Avec cela, si les apparences de la musique sont plus diverses, plus riches peut-être, il semble bien que le fond ou la réalité s’en appauvrisse par la division et l’émiettement. Ce qu’on appelle, je crois, les « hachures, » n’est pas seulement une manière de peindre. Les musiciens la pratiquent aussi. Que les idées ou les formes sonores aient aujourd’hui moins d’ampleur, qu’elles subissent une espèce de restriction générale, cela est sensible jusque chez les maîtres contemporains, je parle des plus grands, et par la seule comparaison de leurs œuvres anciennes avec leurs dernières œuvres. Les lecteurs de la Revue nous seront témoins que nous n’avons pas décrié Déjanire. Mais ce fut sans y trouver, sans même y chercher un seul épisode qui, pour la largeur et l’abondance, approche des pages les plus célèbres, autrement soutenues et développées, de Samson et Dalila. Ainsi partout et chez tous, les conditions générales du style ont changé et sans doute il n’est au pouvoir de personne de ramener un art qui se partage et se disperse, à la forte synthèse et aux grandes généralisations d’autrefois.

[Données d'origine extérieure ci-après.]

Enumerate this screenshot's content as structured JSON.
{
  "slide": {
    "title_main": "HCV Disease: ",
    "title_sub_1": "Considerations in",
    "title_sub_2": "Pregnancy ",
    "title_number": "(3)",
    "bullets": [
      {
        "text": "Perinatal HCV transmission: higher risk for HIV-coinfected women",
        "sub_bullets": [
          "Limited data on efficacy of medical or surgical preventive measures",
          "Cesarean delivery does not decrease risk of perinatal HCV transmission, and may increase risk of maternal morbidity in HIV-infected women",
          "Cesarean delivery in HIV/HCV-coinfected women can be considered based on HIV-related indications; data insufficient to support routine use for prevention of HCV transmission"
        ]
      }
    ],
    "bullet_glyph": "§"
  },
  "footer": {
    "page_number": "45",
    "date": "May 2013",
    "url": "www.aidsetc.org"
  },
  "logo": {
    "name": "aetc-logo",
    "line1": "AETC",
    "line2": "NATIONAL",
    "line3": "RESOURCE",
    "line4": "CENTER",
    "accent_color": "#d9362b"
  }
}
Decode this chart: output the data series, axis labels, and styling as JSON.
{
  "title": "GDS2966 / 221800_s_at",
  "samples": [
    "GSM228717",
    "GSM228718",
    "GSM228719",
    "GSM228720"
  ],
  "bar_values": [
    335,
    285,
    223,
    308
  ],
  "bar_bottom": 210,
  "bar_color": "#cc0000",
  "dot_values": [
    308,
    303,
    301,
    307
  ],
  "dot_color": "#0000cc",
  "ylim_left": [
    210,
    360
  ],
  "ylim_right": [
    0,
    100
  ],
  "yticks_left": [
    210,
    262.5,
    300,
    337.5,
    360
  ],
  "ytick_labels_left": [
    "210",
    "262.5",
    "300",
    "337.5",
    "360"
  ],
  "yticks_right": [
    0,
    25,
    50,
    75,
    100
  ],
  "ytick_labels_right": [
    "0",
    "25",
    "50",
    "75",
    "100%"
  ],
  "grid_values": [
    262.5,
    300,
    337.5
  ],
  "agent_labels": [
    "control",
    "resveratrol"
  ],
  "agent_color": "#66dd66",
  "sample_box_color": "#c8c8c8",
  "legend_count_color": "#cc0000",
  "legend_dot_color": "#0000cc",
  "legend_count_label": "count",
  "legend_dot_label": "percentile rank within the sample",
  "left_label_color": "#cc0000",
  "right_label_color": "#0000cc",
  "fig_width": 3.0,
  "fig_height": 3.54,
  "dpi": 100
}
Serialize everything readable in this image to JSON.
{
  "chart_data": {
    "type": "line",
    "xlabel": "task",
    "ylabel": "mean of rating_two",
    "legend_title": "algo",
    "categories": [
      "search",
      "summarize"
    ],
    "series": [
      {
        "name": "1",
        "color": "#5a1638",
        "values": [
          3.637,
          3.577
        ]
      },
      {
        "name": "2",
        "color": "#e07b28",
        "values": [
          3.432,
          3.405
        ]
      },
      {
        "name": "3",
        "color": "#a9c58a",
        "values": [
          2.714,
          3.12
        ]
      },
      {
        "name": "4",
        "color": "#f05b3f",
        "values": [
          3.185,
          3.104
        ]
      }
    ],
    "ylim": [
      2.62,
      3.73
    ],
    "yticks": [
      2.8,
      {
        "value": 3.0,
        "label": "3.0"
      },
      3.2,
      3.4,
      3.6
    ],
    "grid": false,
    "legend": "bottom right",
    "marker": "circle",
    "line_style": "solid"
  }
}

Nous avons tout dit de la forme ou des formes de la musique de Bérénice, et c’est comme si nous n’avions rien dit encore. Au fond, l’impression générale que l’œuvre nous a laissée, la première et la dernière aussi, qui n’a fait que se préciser et se creuser davantage, est une impression de froideur, de sécheresse et d’insensibilité. Pascal a parlé quelque part des puissances de sentiment. Elles n’agissent point ici. La vie, que seules elles dispensent, la vie est ce qui manque le plus à la tragédie musicale de M. Magnard. Gounod, dans la dédicace de son oratorio Mors et Vita au pape Léon XIII, exprimait le vœu que sa musique accrût la vie en lui-même ainsi qu’en ses frères. Loin de produire, en nous du moins, un tel accroissement, des ouvrages tels que Bérénice ne font qu’amoindrir la conscience et le plaisir de vivre.

Les partisans de l’ouvrage ont dit encore : « C’est la faute des interprètes : » Il est certain que les deux principaux n’ont rien épargné pour aggraver (et de quel poids ! ) une œuvre déjà lourde. Mais, si c’eût été du Mozart, on s’en serait tout de même aperçu.